Per quanto riguarda la detenuta che si è suicidata ieri,
 rappresenta una delle problematiche specifiche che riguardano le 
vulnerabilità di gruppi come, appunto, le persone Lgbti, i migranti e le
 minoranze etniche. Per le detenute transessuali, una osservazione a 
parte è stata fatta dalla relazione del 2018 presentata in parlamento e 
curata collettivamente dal Collegio ( il Presidente Mauro Palma e le 
componenti Daniela de Robert ed Emilia Rossi) e dallo staff del Garante 
nazionale.

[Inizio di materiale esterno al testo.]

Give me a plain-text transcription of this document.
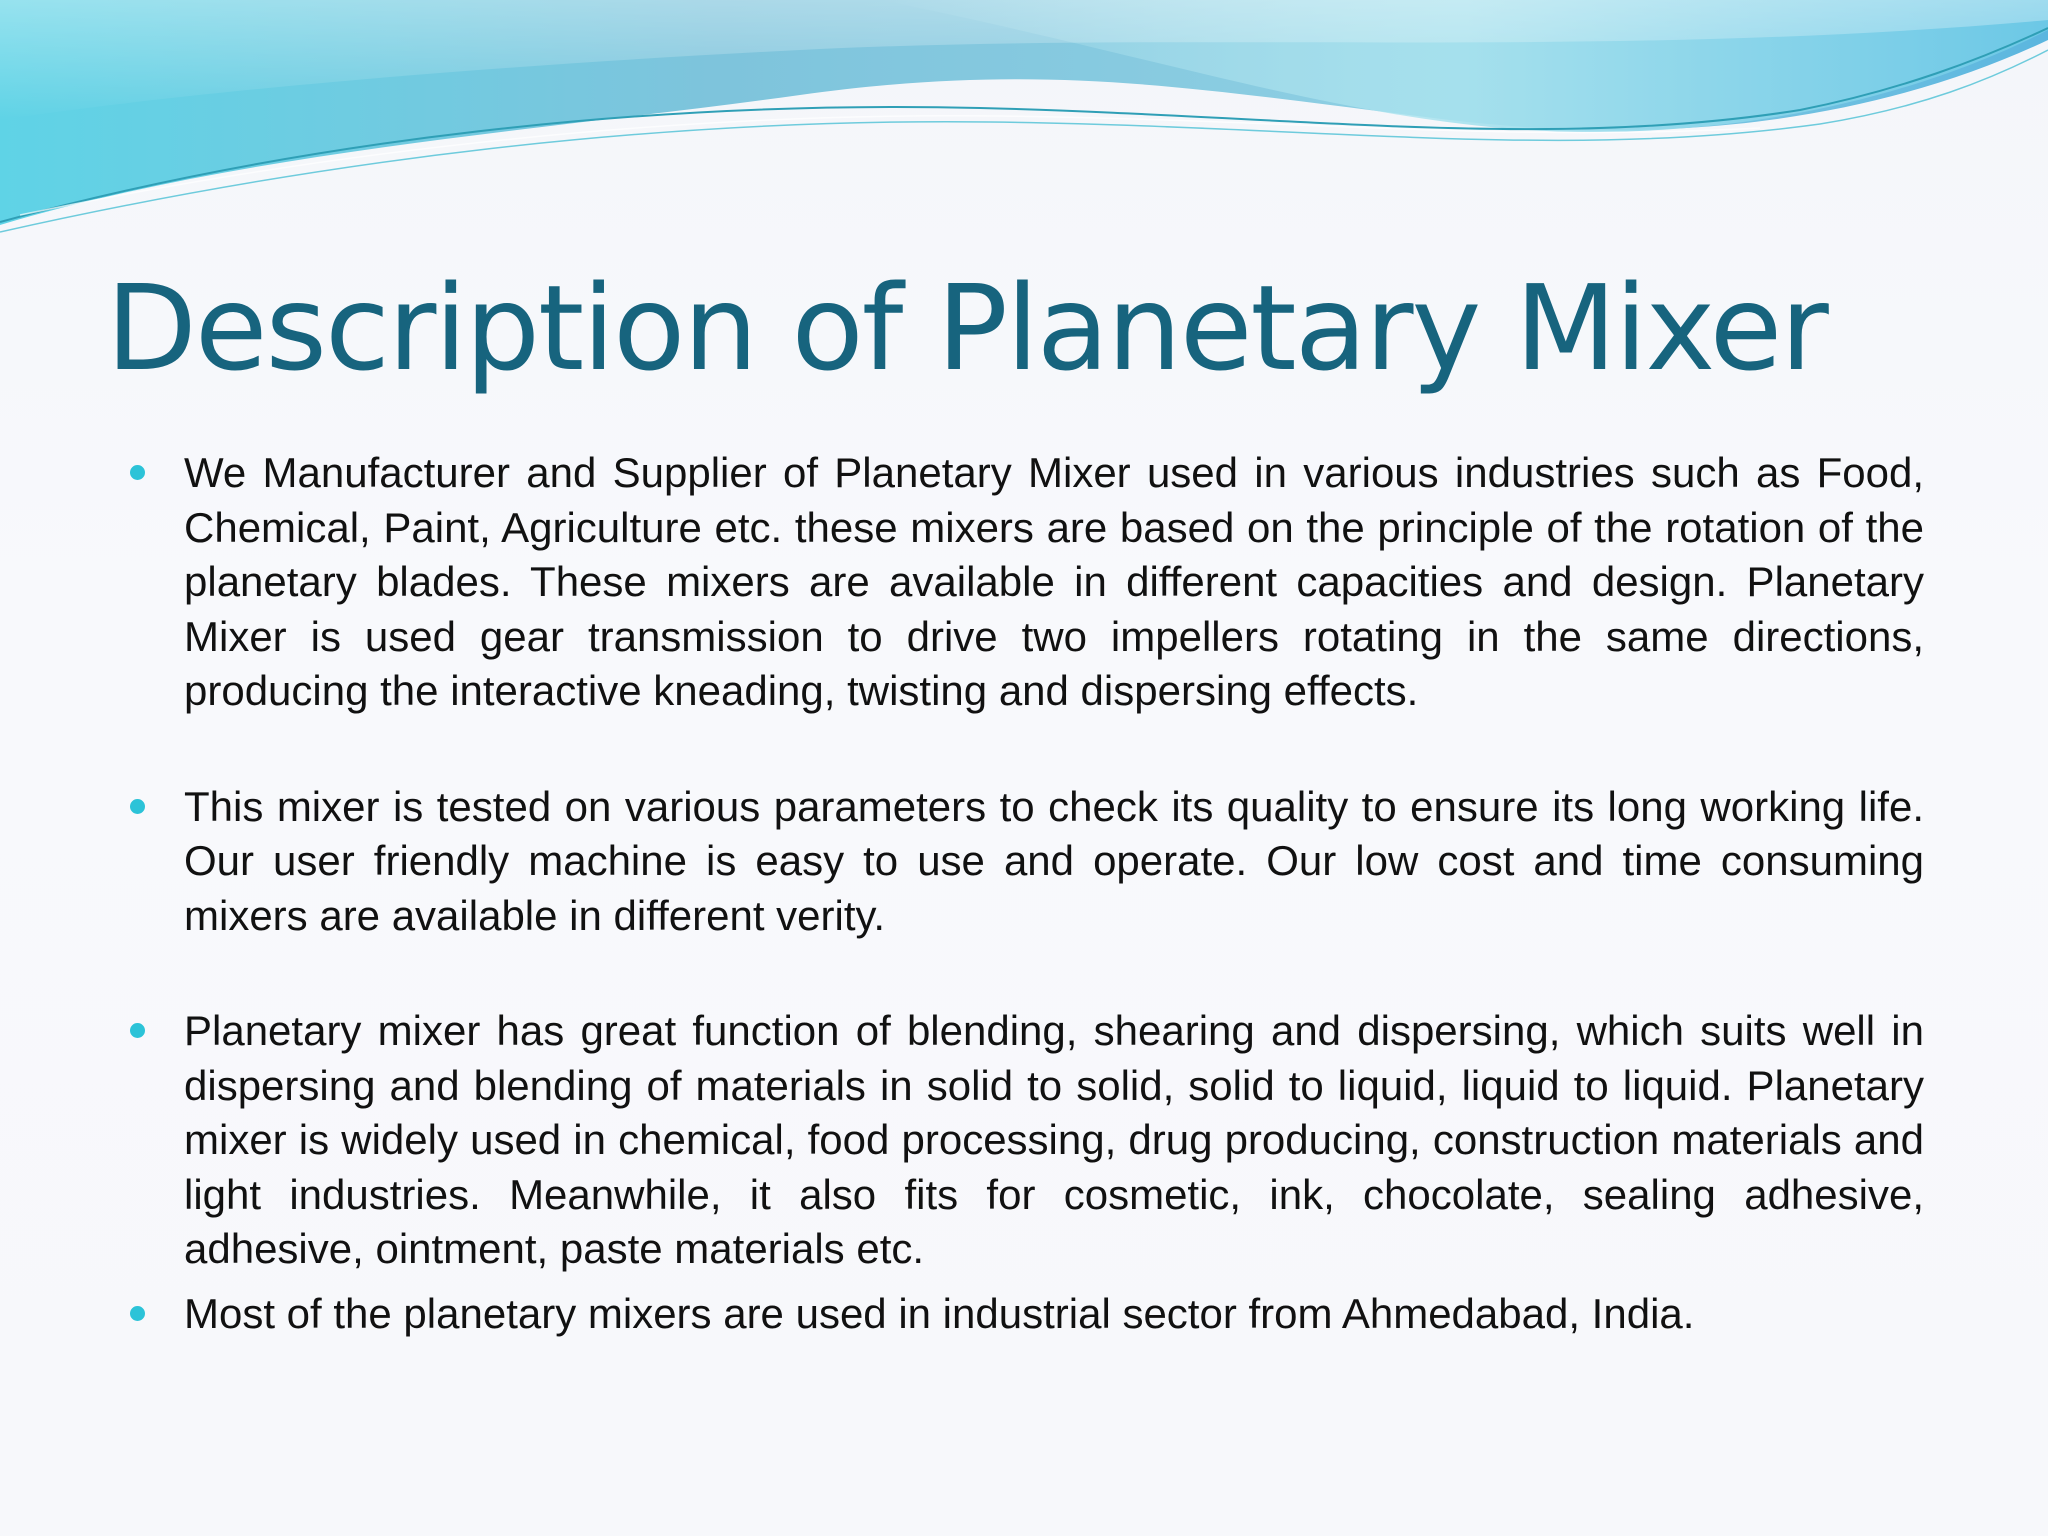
Description of Planetary Mixer
We Manufacturer and Supplier of Planetary Mixer used in various industries such as Food, Chemical, Paint, Agriculture etc. these mixers are based on the principle of the rotation of the planetary blades. These mixers are available in different capacities and design. Planetary Mixer is used gear transmission to drive two impellers rotating in the same directions, producing the interactive kneading, twisting and dispersing effects.
This mixer is tested on various parameters to check its quality to ensure its long working life. Our user friendly machine is easy to use and operate. Our low cost and time consuming mixers are available in different verity.
Planetary mixer has great function of blending, shearing and dispersing, which suits well in dispersing and blending of materials in solid to solid, solid to liquid, liquid to liquid. Planetary mixer is widely used in chemical, food processing, drug producing, construction materials and light industries. Meanwhile, it also fits for cosmetic, ink, chocolate, sealing adhesive, adhesive, ointment, paste materials etc.
Most of the planetary mixers are used in industrial sector from Ahmedabad, India.
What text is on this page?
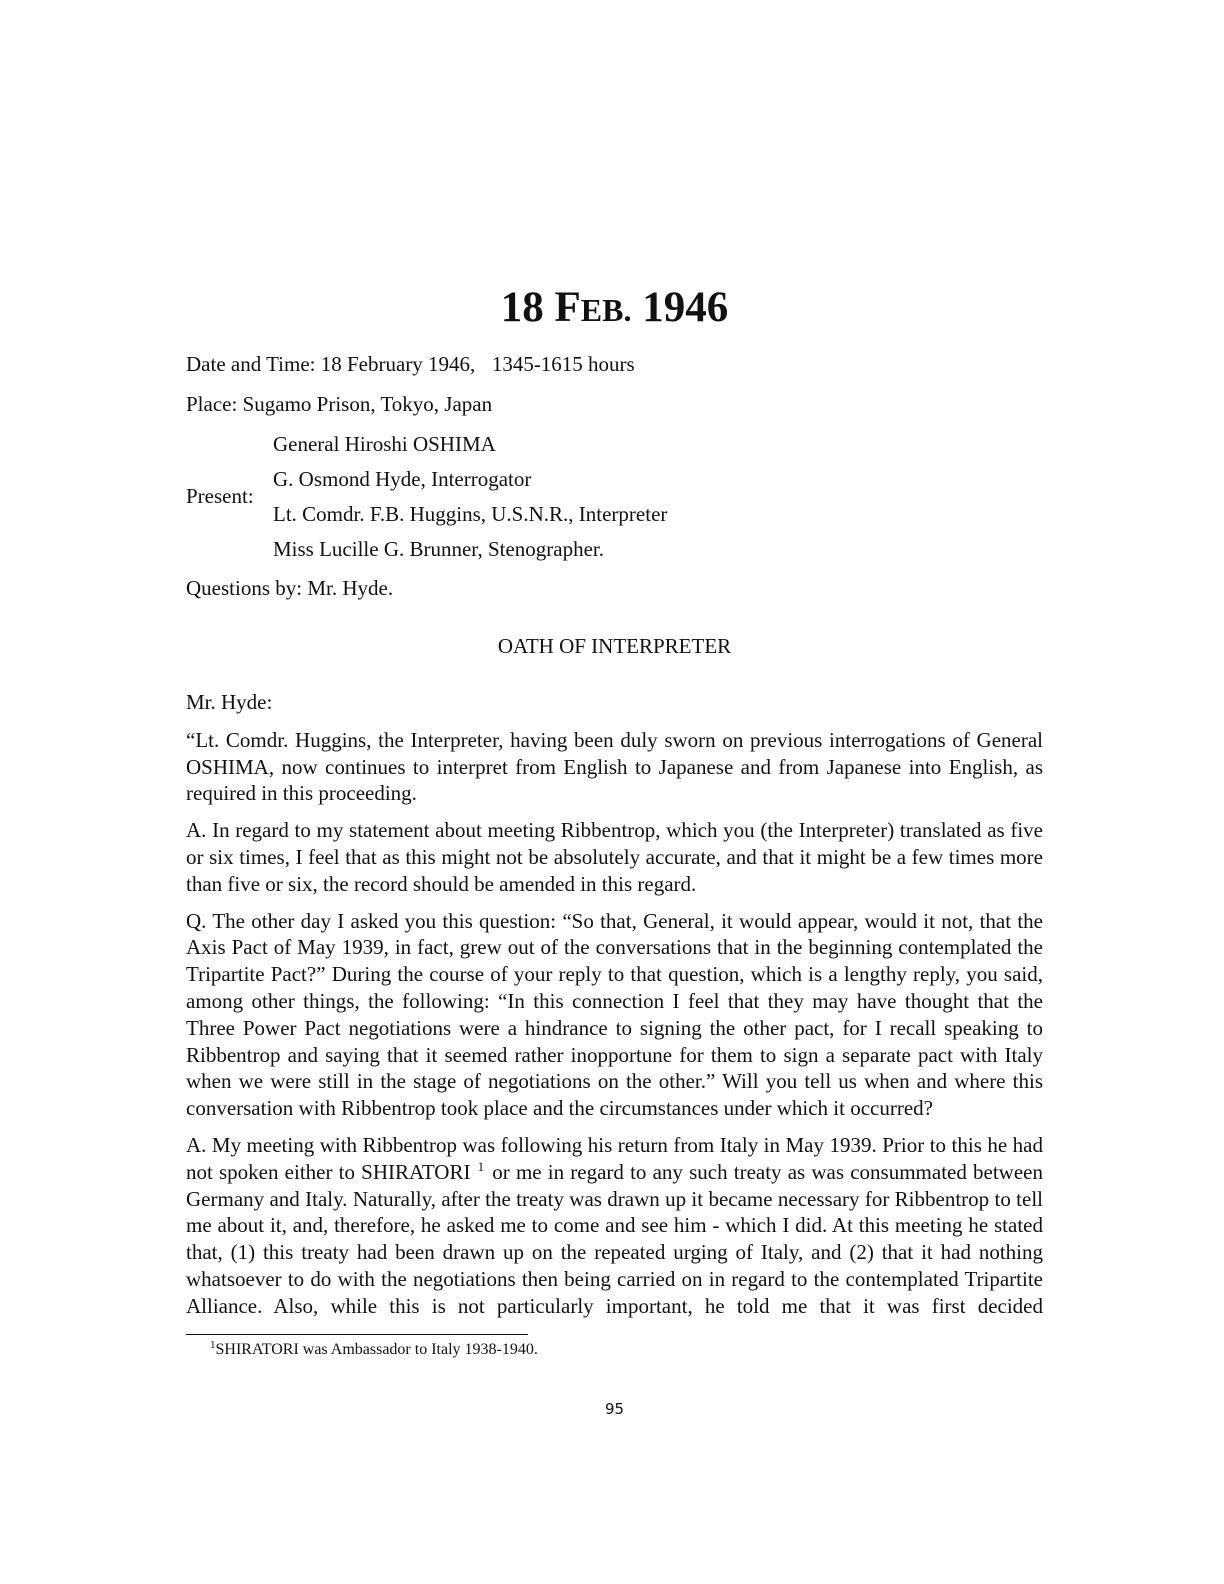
18 FEB. 1946
Date and Time: 18 February 1946, 1345-1615 hours
Place: Sugamo Prison, Tokyo, Japan
Present:
General Hiroshi OSHIMA
G. Osmond Hyde, Interrogator
Lt. Comdr. F.B. Huggins, U.S.N.R., Interpreter
Miss Lucille G. Brunner, Stenographer.
Questions by: Mr. Hyde.
OATH OF INTERPRETER

Mr. Hyde:

“Lt. Comdr. Huggins, the Interpreter, having been duly sworn on previous interrogations of General OSHIMA, now continues to interpret from English to Japanese and from Japanese into English, as required in this proceeding.

A. In regard to my statement about meeting Ribbentrop, which you (the Interpreter) translated as five or six times, I feel that as this might not be absolutely accurate, and that it might be a few times more than five or six, the record should be amended in this regard.

Q. The other day I asked you this question: “So that, General, it would appear, would it not, that the Axis Pact of May 1939, in fact, grew out of the conversations that in the beginning contemplated the Tripartite Pact?” During the course of your reply to that question, which is a lengthy reply, you said, among other things, the following: “In this connection I feel that they may have thought that the Three Power Pact negotiations were a hindrance to signing the other pact, for I recall speaking to Ribbentrop and saying that it seemed rather inopportune for them to sign a separate pact with Italy when we were still in the stage of negotiations on the other.” Will you tell us when and where this conversation with Ribbentrop took place and the circumstances under which it occurred?

A. My meeting with Ribbentrop was following his return from Italy in May 1939. Prior to this he had not spoken either to SHIRATORI $^1$ or me in regard to any such treaty as was consummated between Germany and Italy. Naturally, after the treaty was drawn up it became necessary for Ribbentrop to tell me about it, and, therefore, he asked me to come and see him - which I did. At this meeting he stated that, (1) this treaty had been drawn up on the repeated urging of Italy, and (2) that it had nothing whatsoever to do with the negotiations then being carried on in regard to the contemplated Tripartite Alliance. Also, while this is not particularly important, he told me that it was first decided

$^1$SHIRATORI was Ambassador to Italy 1938-1940.
95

Si apprende che le persone transessuali, attualmente censite 
in 10 sezioni specifiche con 58 presenze, sono tutte collocate in 
Istituti maschili. Si legge sempre nella relazione che Il Garante 
nazionale ha da tempo espresso l’opinione «che sia più congruo ospitare 
tali sezioni specifiche in Istituti femminili, dando maggior rilevanza 
al genere, in quanto vissuto soggettivo, piuttosto che alla contingente 
situazione anatomica». Nello scorso anno aveva valutato con 
soddisfazione la stesura di un decreto del ministro che, almeno in via 
sperimentale, andava in questa direzione e ridefiniva le sezioni 
destinate alle persone transessuali. Purtroppo il decreto non è stato 
più emanato e il tema sembra sparito dall’agenda delle urgenze. Per 
questo, Palma raccomanda che sia almeno riaperta la discussione, «anche 
al fine di considerare le perplessità che possano averne frenato il 
percorso». Ribadisce comunque, che anche per tali sezioni, la cui 
specificità è ineliminabile, valga il principio dell’inclusività nella 
vita detentiva generale dell’Istituto e che siano predisposte sia 
attività specifiche, sia attività in comune con altre persone detenute.